Konjunktur Wirtschaft wächst im ersten Quartal um 0,4 Prozent / Ifo-Geschäftsklimaindex auf tiefstem Stand seit Ende 2014

Nach Wachstum droht neue Delle

Archivartikel

Wiesbaden.Nach einem schwungvollen Jahresauftakt zeichnet sich der nächste Rückschlag für die deutsche Wirtschaft ab. Im ersten Quartal 2019 stieg das Bruttoinlandsprodukt (BIP) gegenüber dem Vorquartal um 0,4 Prozent. Das Statistische Bundesamt bestätigte am Donnerstag erste Schätzungen. Nach Einschätzung von Ökonomen ist damit jedoch noch nicht die Trendwende erreicht – im Gegenteil. Im Mai trübten sich die Aussichten für Europas größte Volkswirtschaft deutlich ein. „Der deutschen Konjunktur fehlt es weiter an Schwung“, kommentierte Ifo-Präsident Clemens Fuest.

Die Stimmung in den Chefetagen der deutschen Wirtschaft verschlechterte sich auch angesichts internationaler Handelskonflikte deutlich. Das Ifo-Geschäftsklima sank im Mai auf den tiefsten Stand seit Ende 2014. Bis auf den Bausektor trübte sich das Klima in allen betrachteten Bereichen ein. Das Ifo-Geschäftsklima wird aus der Befragung von etwa 9000 Unternehmen errechnet. Der Index gilt als guter Indikator für das künftige Wirtschaftswachstum.

„Insgesamt sind das keine guten Vorzeichen für das Wirtschaftswachstum im zweiten Quartal“, sagte Konjunkturexperte Michael Holstein von der DZ Bank.

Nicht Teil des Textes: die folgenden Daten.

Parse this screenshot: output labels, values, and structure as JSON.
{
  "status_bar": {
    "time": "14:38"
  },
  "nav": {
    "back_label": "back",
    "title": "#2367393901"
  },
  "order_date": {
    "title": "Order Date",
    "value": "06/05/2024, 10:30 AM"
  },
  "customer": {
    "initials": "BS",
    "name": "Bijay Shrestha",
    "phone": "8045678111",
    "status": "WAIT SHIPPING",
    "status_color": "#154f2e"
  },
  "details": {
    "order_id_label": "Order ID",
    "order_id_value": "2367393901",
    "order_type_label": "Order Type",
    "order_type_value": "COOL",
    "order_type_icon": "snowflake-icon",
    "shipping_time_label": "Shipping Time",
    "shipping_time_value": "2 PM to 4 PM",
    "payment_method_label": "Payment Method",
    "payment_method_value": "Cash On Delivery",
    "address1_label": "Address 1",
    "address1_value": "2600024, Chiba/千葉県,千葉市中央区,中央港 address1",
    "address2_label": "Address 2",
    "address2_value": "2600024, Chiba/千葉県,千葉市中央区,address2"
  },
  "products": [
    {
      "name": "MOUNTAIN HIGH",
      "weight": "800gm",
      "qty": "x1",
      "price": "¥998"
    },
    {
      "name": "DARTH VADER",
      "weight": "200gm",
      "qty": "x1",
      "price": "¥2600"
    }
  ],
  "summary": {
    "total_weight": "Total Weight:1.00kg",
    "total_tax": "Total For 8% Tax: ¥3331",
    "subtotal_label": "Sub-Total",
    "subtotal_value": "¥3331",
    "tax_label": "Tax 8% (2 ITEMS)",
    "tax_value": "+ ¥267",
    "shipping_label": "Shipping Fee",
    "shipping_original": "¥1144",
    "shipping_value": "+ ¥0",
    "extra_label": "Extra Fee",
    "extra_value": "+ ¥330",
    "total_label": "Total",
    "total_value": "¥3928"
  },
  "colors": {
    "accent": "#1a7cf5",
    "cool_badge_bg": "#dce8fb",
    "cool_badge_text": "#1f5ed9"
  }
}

Vom Außenhandel seien derzeit keine Impulse zu erwarten. „Wenn sich die Stimmung in der Binnenwirtschaft weiter eintrübt, drohen die Antriebskräfte für die deutsche Konjunktur zu erlahmen.“ Nach Einschätzung von Commerzbank-Analyst Christoph Weil könnte die deutsche Wirtschaft im zweiten Vierteljahr sogar leicht schrumpfen.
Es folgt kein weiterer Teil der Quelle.